Cuando nos quedamos solos, Gin se deja caer sobre la cama.
—¡Por fin! Creí que no llegábamos nunca. Pero ¿por qué tu madre eligió esta isla?
—No lo sé. —A continuación, le sonrío—. Y tampoco puedo saberlo. Tal vez sea la de la película Náufrago, adonde va a parar Tom Hanks. De hecho, estamos en las islas Mamanuca.
—Ah, vale, ahora está todo mucho más claro.
Los siguientes días nos divertimos un montón. Solemos dar la vuelta a la isla, que en total cuenta con pocos kilómetros, y comemos a menudo en la habitación, con un camarero siempre a nuestra disposición y un servicio impecable. Por la noche vamos al restaurante de la isla; las mesas están alejadas unas de otras y siempre se está muy tranquilo. Hay poca gente, teniendo en cuenta que solo hay diez bungalós, otras parejas de luna de miel, pero durante el día es como si cada una tuviera su playa. Solo una noche hubo un poco de música en el restaurante, y luego una competición de limbo en la que acabamos derrotando a la única pareja peligrosa: dos jovencísimos napolitanos de apenas veinte años.
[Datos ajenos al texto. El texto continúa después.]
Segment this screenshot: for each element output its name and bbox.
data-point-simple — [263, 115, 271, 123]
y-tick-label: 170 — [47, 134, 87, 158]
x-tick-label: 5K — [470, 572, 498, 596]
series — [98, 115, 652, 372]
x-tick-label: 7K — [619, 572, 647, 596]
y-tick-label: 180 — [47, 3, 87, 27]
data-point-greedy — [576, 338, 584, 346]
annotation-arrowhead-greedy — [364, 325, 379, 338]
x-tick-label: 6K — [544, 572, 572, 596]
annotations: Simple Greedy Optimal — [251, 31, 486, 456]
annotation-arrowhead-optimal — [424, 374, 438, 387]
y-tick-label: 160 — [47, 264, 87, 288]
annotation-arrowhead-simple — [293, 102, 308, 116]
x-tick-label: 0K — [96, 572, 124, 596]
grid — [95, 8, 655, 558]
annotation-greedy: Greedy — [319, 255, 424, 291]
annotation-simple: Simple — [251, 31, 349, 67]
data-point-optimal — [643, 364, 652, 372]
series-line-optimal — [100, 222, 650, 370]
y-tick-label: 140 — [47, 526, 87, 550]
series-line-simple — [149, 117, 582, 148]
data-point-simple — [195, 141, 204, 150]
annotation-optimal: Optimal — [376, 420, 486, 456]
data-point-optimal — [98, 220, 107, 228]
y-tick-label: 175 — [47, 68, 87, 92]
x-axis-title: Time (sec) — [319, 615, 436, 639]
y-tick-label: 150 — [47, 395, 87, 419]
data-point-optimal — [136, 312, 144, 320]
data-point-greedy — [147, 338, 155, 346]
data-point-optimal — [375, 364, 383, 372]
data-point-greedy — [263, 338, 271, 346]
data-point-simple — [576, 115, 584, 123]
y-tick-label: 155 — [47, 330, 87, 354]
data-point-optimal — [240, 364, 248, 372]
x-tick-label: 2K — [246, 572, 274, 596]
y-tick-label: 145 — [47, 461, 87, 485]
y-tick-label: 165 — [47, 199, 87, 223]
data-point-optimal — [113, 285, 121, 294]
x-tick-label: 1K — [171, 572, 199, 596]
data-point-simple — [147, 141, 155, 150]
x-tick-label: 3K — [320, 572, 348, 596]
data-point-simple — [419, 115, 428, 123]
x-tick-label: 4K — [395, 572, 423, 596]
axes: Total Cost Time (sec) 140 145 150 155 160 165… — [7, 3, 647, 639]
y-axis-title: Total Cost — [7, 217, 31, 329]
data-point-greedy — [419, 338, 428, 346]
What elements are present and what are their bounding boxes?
Ella iba cargada de joyas y, tal vez, cuando se dobló la última vez que pasó por debajo de la barra, perdió precisamente por lo mucho que pesaban.
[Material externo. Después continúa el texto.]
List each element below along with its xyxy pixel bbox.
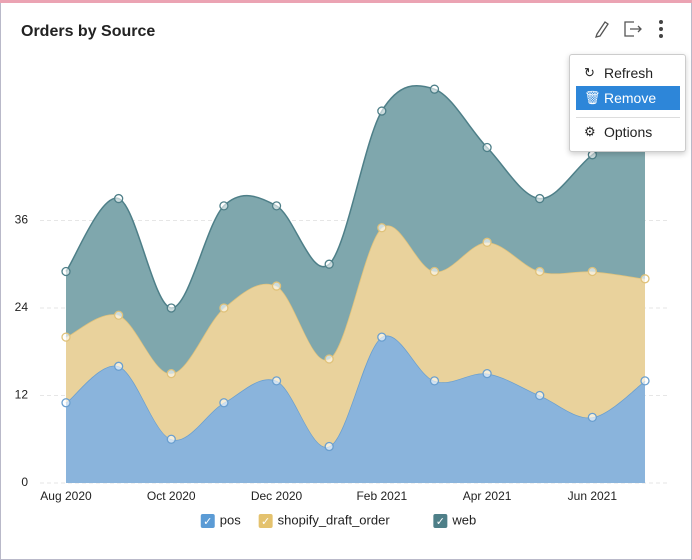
menu-item[interactable]: ↻ Refresh (576, 61, 680, 85)
chart-title: Orders by Source (21, 23, 155, 40)
area (66, 335, 645, 483)
x-tick-label: Dec 2020 (251, 489, 303, 503)
data-point (482, 368, 492, 379)
menu-icon: 🗑 (584, 90, 601, 105)
data-point (429, 84, 440, 94)
data-point (587, 266, 598, 277)
area (66, 225, 645, 448)
accent-bar (0, 0, 692, 3)
data-point (61, 266, 71, 277)
menu-item[interactable]: ⚙ Options (576, 120, 680, 144)
data-point (271, 281, 282, 291)
data-point (219, 398, 229, 408)
legend-swatch (433, 514, 448, 528)
legend-check: ✓ (203, 516, 212, 528)
data-point (324, 441, 334, 452)
legend-check: ✓ (436, 516, 445, 528)
more-icon[interactable] (659, 20, 663, 38)
area (66, 85, 645, 374)
data-point (640, 376, 650, 386)
data-point (535, 266, 545, 277)
menu-label: Remove (604, 90, 657, 106)
data-point (429, 266, 440, 277)
x-tick-label: Oct 2020 (147, 489, 196, 503)
export-icon[interactable] (624, 21, 642, 37)
x-tick-label: Apr 2021 (463, 489, 512, 503)
legend-label: pos (220, 512, 241, 527)
data-point (219, 303, 229, 313)
y-tick-label: 24 (15, 300, 29, 314)
data-point (271, 376, 282, 386)
data-point (535, 390, 545, 401)
menu-item[interactable]: 🗑 Remove (576, 86, 680, 110)
data-point (587, 150, 598, 160)
data-point (429, 376, 440, 386)
menu-label: Refresh (604, 65, 654, 81)
data-point (482, 237, 492, 247)
data-point (377, 106, 387, 116)
legend-swatch (200, 514, 215, 528)
y-tick-label: 0 (21, 475, 28, 489)
edit-icon[interactable] (595, 21, 609, 38)
data-point (482, 142, 492, 153)
menu-icon: ↻ (584, 65, 595, 80)
menu-icon: ⚙ (584, 124, 596, 139)
data-point (166, 368, 176, 379)
legend-label: web (451, 512, 476, 527)
y-tick-label: 12 (15, 388, 29, 402)
legend-swatch (258, 514, 273, 528)
data-point (377, 223, 387, 233)
y-tick-label: 36 (15, 213, 29, 227)
data-point (113, 193, 124, 204)
data-point (324, 354, 334, 364)
data-point (113, 310, 124, 320)
legend: ✓ pos ✓ shopify_draft_order ✓ web (200, 512, 476, 528)
x-tick-label: Aug 2020 (40, 489, 92, 503)
menu-separator (576, 117, 680, 118)
x-tick-label: Jun 2021 (568, 489, 618, 503)
data-point (61, 332, 71, 342)
legend-label: shopify_draft_order (278, 512, 391, 527)
data-point (219, 201, 229, 211)
context-menu: ↻ Refresh 🗑 Remove ⚙ Options (569, 54, 686, 152)
data-point (271, 201, 282, 211)
data-point (166, 303, 176, 313)
menu-label: Options (604, 124, 653, 140)
data-point (377, 332, 387, 342)
data-point (324, 259, 334, 269)
data-point (113, 361, 124, 371)
data-point (166, 434, 176, 444)
x-tick-label: Feb 2021 (356, 489, 407, 503)
data-point (640, 274, 650, 284)
legend-check: ✓ (261, 516, 270, 528)
data-point (587, 412, 598, 423)
data-point (535, 193, 545, 204)
data-point (61, 398, 71, 408)
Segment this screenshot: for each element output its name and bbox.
—¡Muy bien de todos modos!
—¡Gracias!
—Pero sois jovencísimos.
—En Campania todo el mundo se casa muy pronto, tenemos ganas de huir.
No entendimos muy bien lo que querían decir en realidad, pero no dejaron de hablar ni un momento: ella, de las muchas joyas que tiene; él, de la fábrica de zapatos de su padre, de los nuevos mercados extranjeros, de la Rusia a la que se están abriendo, de la realidad china, tanto por su calidad de trabajadores como de compradores, y de muchas otras cosas más. En cambio, de nosotros no se enteraron de nada, solo de que habíamos ganado.
—¿Qué es esto? Está rico…
—Es kava, ¿no lo conocéis?
—No.
Gin y yo nos miramos.
—Es nuestra primera vez en las Mamanuca…
Y todos se ríen. Luego bebemos con ellos esa extraña bebida.
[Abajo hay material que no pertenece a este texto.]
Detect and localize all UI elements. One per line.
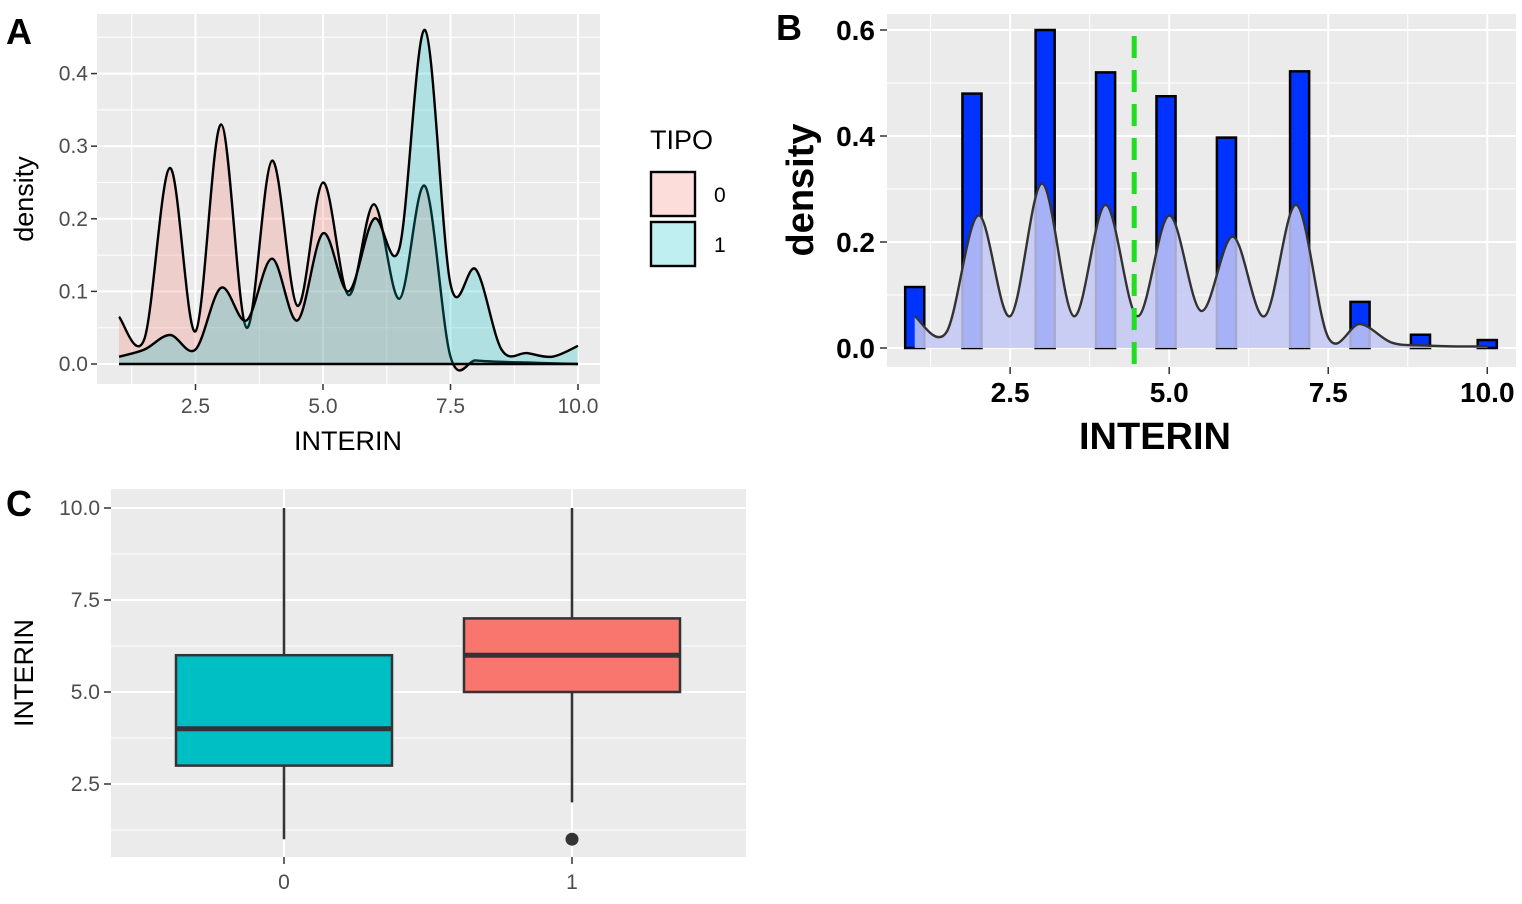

Un tipo con gafas que parece biólogo o representante farmacéutico y que intenta introducirla en el mercado da muestras de conocerla a la perfección.
—Es una raíz de Piper methysticum triturada entre dos piedras. Da una sensación de bienestar…
¿Lo notáis?
La napolitana, que prácticamente la ha ingerido de un trago, cierra los ojos, se deja ir sonriendo de una manera exagerada y casi parece que se va a desmayar.
—Yo sí, estoy de maravilla.
Gin me dice al oído:
—Para mí sabe un poco a regaliz y ya está.
Al rato nos despedimos y, cuando regresamos a nuestro bungaló, abrimos enseguida la botella de champán helado y celebramos así nuestra victoria.
—Nada que ver con la kava de regaliz.
En vez del jacuzzi con los mosquitos, elegimos el mar. Nos lo quitamos todo y nos sumergimos.
El agua está caliente, parece que estemos en una película, El lago azul. Hay plancton y, cuando nos movemos, unas estelas fosforescentes siguen nuestros movimientos. El momento es perfecto, y mi mente, por extraño que parezca, decide darme un poco de tregua. Pero en el fondo soy consciente de que estoy evitando el tema y que esto, por desgracia, es solo un paréntesis. Entonces nos abrazamos, Gin se pone encima de mí, me rodea la cintura con las piernas. La luna sobre nosotros se ve colorada, pero no se siente incómoda por lo que estamos haciendo.